U.S. SECURITIES AND EXCHANGE COMMISSION
Litigation Release No. 21069 / June 4, 2009
Securities and Exchange Commission v. Tajyar, et al., United States District Court for the Central District of California, Case No. CV 09-03988 SJO (PJWx)(June 4, 2009).
SEC CHARGES INVESTOR RELATIONS ACCOUNT EXECUTIVE AND HIS TIPPEES FOR $1.4 MILLION INSIDER TRADING SCHEME
The Securities and Exchange Commission today charged a former account executive of an investor relations firm for repeatedly misappropriating confidential information from firm clients and tipping his current employer and former colleague, who traded on that information and tipped others. As alleged in the Commission’s complaint, the defendants reaped more than $1.4 million in total profits through insider trading.
The Commission alleges that Zachary Bryant, a former account executive at the Los Angeles office of Lippert Heilshorn & Associates, Inc., an investor relations firm, routinely learned material information about Lippert’s clients before the information was released to the public. The Commission further alleges that Bryant tipped Ahmad Haris Tajyar of Encino, California, in advance of five announcements made by Lippert’s clients. The Commission alleges that Bryant and Ahmad Tajyar met as co-workers in 1997, and Ahmad Tajyar later hired Bryant of North Hollywood, California, to work at Investor Relations International, a Los Angeles-based investor relations firm owned by Ahmad Tajyar.

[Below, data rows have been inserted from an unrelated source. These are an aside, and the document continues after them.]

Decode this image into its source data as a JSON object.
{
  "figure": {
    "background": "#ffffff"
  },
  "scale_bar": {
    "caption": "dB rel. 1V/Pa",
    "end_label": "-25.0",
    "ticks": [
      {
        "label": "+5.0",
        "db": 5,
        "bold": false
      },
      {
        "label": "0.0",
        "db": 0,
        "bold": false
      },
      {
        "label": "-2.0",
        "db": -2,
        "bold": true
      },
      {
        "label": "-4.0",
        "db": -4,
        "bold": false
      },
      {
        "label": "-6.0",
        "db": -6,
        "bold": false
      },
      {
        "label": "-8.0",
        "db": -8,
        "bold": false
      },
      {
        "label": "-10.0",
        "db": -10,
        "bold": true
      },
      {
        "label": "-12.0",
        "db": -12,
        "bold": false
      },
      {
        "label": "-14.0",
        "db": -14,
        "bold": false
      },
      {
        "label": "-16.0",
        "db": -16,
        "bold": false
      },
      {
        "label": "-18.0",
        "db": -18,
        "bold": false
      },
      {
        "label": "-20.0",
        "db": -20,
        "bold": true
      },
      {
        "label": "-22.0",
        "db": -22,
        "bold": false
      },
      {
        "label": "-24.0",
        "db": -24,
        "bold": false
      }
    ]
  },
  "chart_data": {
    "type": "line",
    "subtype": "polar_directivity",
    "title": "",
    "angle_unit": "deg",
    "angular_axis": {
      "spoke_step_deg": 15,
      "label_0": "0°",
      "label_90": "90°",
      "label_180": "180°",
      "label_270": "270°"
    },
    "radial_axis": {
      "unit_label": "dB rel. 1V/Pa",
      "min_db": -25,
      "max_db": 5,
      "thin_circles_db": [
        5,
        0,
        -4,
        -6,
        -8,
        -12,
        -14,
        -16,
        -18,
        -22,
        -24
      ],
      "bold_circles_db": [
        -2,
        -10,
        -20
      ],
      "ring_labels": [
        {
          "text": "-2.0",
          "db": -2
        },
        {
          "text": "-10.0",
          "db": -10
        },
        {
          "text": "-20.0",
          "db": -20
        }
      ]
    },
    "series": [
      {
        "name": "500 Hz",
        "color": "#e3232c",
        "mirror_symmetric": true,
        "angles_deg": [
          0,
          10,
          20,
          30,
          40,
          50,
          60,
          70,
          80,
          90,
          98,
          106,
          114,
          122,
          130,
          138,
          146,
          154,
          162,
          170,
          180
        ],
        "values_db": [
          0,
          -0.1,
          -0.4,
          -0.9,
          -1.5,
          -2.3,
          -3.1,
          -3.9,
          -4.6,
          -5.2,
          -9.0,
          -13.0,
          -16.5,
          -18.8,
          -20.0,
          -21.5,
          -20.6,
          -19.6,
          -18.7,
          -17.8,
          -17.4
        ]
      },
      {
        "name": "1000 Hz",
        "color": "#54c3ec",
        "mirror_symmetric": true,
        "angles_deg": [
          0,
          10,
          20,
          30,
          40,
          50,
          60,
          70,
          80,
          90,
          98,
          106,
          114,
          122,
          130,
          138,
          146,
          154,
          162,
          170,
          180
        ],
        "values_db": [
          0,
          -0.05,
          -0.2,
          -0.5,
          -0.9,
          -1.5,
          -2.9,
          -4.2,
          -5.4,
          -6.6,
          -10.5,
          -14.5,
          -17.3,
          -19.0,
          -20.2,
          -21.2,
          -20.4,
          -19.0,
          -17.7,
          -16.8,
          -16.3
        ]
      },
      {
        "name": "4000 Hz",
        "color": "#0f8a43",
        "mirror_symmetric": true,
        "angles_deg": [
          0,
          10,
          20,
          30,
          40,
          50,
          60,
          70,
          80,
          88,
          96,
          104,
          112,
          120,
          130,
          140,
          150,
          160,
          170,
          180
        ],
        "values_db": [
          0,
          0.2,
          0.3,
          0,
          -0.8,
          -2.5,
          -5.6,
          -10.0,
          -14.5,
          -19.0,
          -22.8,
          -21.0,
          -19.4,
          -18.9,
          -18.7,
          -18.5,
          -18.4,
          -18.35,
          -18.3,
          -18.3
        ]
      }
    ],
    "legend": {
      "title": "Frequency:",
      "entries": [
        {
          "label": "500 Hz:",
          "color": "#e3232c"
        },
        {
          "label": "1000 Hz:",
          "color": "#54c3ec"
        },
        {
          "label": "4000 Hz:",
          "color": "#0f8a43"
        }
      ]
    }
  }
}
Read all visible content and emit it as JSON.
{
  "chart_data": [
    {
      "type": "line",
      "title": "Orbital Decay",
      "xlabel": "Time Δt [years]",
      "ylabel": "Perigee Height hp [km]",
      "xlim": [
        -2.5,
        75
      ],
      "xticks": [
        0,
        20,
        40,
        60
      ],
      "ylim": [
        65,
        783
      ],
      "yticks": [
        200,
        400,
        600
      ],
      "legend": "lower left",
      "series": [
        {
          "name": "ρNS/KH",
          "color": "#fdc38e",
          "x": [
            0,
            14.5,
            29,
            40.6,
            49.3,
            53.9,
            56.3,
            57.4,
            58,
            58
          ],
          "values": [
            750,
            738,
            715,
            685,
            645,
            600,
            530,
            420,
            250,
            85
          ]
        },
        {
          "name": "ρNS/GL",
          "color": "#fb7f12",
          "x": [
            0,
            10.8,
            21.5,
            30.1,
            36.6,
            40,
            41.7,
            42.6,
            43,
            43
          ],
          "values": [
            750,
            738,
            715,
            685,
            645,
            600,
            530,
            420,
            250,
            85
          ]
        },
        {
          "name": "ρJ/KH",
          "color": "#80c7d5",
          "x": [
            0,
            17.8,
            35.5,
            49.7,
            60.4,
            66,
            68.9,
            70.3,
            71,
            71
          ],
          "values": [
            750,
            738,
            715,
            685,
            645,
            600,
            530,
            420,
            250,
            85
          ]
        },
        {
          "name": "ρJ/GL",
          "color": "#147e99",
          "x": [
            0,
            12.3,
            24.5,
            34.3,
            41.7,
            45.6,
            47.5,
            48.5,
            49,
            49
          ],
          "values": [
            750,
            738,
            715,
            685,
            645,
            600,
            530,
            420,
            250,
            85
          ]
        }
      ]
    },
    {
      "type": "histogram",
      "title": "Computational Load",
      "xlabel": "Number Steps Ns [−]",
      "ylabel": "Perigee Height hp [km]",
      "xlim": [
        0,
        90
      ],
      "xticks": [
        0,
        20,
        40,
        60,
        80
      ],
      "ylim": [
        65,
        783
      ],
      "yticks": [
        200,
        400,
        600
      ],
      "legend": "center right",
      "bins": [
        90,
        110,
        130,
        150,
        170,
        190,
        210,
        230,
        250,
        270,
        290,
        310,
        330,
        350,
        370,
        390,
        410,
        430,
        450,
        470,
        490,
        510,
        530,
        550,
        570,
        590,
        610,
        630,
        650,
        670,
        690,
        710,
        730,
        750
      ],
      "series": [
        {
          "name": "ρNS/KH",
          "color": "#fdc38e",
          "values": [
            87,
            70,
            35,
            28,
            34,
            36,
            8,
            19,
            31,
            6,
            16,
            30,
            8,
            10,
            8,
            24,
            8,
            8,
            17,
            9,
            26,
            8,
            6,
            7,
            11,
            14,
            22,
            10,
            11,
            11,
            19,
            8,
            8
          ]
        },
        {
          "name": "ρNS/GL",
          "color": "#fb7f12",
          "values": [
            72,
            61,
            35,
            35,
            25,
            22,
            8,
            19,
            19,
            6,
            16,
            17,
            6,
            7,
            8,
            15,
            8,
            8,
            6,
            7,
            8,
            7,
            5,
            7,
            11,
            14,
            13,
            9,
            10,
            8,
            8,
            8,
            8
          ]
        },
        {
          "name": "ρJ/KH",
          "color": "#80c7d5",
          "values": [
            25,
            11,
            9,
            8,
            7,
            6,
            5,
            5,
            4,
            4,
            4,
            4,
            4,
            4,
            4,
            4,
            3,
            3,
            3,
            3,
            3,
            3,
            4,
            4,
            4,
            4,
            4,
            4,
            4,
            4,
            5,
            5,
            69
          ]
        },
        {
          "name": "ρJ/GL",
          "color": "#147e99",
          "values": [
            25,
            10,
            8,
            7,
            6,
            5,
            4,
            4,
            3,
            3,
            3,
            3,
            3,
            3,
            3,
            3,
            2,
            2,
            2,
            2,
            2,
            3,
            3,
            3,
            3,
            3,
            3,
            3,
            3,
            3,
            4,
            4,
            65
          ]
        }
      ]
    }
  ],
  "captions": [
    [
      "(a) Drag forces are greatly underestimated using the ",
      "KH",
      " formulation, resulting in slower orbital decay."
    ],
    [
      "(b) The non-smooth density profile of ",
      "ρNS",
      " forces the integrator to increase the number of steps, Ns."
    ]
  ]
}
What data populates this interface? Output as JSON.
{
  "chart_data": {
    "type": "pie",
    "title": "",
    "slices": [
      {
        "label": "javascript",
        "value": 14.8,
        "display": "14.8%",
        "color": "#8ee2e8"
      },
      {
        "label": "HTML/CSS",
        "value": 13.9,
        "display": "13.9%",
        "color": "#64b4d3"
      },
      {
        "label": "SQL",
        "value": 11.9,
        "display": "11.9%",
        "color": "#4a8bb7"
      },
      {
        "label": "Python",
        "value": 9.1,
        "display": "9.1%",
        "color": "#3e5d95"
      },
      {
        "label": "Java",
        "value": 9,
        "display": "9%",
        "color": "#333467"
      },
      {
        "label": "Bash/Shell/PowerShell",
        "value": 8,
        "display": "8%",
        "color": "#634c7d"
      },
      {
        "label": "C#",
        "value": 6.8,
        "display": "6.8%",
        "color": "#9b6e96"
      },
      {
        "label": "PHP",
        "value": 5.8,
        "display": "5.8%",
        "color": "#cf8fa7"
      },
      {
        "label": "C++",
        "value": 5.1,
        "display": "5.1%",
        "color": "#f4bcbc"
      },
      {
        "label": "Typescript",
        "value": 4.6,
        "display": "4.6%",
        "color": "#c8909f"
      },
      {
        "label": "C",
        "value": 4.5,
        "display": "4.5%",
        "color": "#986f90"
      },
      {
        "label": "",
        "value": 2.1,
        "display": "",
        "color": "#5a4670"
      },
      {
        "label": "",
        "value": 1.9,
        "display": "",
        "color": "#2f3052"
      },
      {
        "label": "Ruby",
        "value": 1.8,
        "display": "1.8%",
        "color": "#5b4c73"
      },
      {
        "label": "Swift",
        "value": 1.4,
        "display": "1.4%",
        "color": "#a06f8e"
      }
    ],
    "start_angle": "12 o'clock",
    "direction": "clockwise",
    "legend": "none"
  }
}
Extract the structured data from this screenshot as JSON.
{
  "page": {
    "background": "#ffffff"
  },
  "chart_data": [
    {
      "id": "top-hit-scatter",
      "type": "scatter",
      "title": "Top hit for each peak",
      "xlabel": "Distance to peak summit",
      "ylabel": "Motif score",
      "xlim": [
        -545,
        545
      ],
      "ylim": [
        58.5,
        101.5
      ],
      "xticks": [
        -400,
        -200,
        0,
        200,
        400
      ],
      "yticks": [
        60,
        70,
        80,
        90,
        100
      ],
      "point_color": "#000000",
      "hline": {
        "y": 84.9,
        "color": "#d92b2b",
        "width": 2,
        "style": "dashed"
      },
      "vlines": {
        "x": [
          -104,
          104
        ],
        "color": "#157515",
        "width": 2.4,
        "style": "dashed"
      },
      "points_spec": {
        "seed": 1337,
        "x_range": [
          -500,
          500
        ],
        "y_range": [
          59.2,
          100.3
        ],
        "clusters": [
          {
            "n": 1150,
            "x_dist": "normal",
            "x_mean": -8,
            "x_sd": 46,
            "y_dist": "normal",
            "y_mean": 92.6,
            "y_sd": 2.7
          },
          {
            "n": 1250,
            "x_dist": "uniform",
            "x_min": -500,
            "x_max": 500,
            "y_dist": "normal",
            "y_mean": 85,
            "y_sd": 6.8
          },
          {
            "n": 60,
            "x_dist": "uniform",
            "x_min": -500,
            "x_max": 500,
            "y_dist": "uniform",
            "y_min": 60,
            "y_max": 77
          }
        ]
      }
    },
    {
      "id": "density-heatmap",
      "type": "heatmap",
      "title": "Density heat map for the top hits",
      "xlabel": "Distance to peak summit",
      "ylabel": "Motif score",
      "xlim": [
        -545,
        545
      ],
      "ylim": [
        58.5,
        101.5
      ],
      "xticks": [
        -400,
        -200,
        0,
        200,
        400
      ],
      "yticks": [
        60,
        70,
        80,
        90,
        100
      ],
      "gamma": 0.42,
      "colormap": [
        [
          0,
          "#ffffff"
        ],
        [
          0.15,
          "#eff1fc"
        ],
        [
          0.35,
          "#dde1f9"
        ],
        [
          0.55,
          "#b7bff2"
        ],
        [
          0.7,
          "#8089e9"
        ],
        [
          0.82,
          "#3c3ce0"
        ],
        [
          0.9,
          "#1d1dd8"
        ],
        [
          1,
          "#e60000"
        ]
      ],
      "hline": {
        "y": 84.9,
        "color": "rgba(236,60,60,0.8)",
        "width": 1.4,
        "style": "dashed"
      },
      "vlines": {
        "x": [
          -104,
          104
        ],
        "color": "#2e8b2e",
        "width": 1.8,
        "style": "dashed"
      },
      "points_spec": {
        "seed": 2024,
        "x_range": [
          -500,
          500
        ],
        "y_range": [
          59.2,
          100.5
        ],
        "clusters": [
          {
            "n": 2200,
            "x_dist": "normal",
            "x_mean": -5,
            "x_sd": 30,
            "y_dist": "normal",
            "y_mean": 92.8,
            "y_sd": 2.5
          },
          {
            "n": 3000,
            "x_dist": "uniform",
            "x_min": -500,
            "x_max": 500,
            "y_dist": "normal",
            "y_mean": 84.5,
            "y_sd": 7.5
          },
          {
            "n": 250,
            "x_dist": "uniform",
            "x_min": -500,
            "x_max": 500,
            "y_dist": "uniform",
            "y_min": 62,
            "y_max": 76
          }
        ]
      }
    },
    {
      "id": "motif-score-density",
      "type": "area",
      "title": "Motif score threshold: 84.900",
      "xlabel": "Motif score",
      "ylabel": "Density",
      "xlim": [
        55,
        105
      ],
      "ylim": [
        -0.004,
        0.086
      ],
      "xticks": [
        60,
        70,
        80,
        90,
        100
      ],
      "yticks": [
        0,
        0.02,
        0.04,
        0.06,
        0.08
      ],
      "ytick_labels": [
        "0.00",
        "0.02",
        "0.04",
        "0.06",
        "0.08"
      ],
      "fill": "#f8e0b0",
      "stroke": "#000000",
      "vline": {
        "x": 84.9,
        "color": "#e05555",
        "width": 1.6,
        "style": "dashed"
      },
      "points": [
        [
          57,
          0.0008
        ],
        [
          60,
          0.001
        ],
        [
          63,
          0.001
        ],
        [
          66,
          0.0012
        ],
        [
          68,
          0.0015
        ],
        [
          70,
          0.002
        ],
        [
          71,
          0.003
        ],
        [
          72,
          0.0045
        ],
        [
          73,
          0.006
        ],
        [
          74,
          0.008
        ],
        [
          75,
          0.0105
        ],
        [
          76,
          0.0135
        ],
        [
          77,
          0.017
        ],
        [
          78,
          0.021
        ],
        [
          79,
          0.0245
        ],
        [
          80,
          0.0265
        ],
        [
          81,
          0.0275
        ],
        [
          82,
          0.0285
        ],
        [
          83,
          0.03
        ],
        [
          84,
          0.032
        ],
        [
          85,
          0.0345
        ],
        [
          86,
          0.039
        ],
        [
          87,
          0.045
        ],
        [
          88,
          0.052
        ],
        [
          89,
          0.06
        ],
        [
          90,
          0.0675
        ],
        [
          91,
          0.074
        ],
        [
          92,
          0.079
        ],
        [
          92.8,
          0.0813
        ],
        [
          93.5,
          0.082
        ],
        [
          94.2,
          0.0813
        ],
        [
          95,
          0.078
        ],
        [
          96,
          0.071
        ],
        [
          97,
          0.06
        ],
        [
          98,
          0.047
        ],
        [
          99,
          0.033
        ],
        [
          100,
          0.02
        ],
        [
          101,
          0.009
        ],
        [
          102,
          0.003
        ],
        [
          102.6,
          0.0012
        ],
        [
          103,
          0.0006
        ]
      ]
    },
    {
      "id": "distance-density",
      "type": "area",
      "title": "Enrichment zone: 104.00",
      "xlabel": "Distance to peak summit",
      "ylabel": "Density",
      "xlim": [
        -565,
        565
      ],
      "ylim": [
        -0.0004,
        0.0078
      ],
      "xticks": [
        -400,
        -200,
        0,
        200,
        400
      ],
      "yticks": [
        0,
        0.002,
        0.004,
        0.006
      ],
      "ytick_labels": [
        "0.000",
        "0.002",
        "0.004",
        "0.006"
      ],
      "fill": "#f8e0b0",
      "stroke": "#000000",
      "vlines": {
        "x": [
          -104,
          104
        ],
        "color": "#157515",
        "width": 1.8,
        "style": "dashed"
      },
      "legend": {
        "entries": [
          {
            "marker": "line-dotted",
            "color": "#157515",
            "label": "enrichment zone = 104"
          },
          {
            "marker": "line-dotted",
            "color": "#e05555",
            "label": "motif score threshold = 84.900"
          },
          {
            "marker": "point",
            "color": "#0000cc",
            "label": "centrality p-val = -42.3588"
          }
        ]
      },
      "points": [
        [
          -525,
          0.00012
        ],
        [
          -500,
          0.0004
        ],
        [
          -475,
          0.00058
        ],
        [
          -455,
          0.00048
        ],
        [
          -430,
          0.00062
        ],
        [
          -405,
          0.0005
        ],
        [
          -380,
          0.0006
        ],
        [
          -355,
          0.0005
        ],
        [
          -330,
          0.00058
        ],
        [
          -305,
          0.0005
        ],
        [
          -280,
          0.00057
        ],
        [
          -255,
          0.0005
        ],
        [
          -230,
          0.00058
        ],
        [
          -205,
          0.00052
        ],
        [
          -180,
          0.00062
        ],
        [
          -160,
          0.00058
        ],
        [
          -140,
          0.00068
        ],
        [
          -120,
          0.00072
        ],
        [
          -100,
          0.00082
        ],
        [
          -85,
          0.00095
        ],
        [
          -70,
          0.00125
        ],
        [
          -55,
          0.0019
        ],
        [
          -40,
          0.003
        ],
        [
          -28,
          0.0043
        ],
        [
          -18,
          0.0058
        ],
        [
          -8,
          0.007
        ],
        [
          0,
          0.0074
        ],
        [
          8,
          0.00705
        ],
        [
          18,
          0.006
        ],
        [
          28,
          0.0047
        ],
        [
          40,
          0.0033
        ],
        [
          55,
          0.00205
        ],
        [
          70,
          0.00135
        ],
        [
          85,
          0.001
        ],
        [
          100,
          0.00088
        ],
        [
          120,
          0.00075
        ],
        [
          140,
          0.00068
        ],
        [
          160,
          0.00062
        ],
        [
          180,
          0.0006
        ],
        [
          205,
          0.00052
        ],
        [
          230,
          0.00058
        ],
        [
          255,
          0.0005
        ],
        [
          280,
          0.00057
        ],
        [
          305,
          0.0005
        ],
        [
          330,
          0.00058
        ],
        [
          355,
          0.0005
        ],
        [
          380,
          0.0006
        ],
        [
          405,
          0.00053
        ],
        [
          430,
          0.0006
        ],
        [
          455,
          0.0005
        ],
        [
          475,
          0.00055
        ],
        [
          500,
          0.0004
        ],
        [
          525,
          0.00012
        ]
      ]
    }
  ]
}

The Commission’s complaint, filed in federal court in Los Angeles, alleges that on five separate occasions from at least April 2005 through December 2006 Bryant misappropriated nonpublic information from his firm’s clients by illegally tipping Ahmad Tajyar. The complaint further alleges that Ahmad Tajyar traded on the information in his own accounts and in the account of Dionysus Capital, LP, a hedge fund he managed. The complaint alleges that Ahmad Tajyar also tipped his cousin Omar Tajyar and that one of the Tajyars, in turn, tipped and/or traded in the account of a business associate, Vispi Shroff, a certified public accountant. The complaint alleges that the Tajyars, Shroff and Dionysus Capital reaped illegal profits totaling over $1.4 million.
The complaint alleges that the Tajyars, Bryant, and Shroff each violated the antifraud provisions of the federal securities laws, Section 17(a) of the Securities Act of 1933, and Section 10(b) of the Securities Exchange Act of 1934, and Rule 10b-5 thereunder. The Commission is seeking permanent injunctive relief, disgorgement, and civil penalties against all the defendants. The Commission also seeks an officer and director bar against the Tajyars. Finally, the Commission seeks disgorgement from relief defendant, Dionysus Capital, L.P.
The Commission acknowledges the Financial Industry Regulatory Authority, the Chicago Board Options Exchange, and the New York Stock Exchange for their assistance in this matter. The Commission also acknowledges the assistance provided by Lippert during the investigation.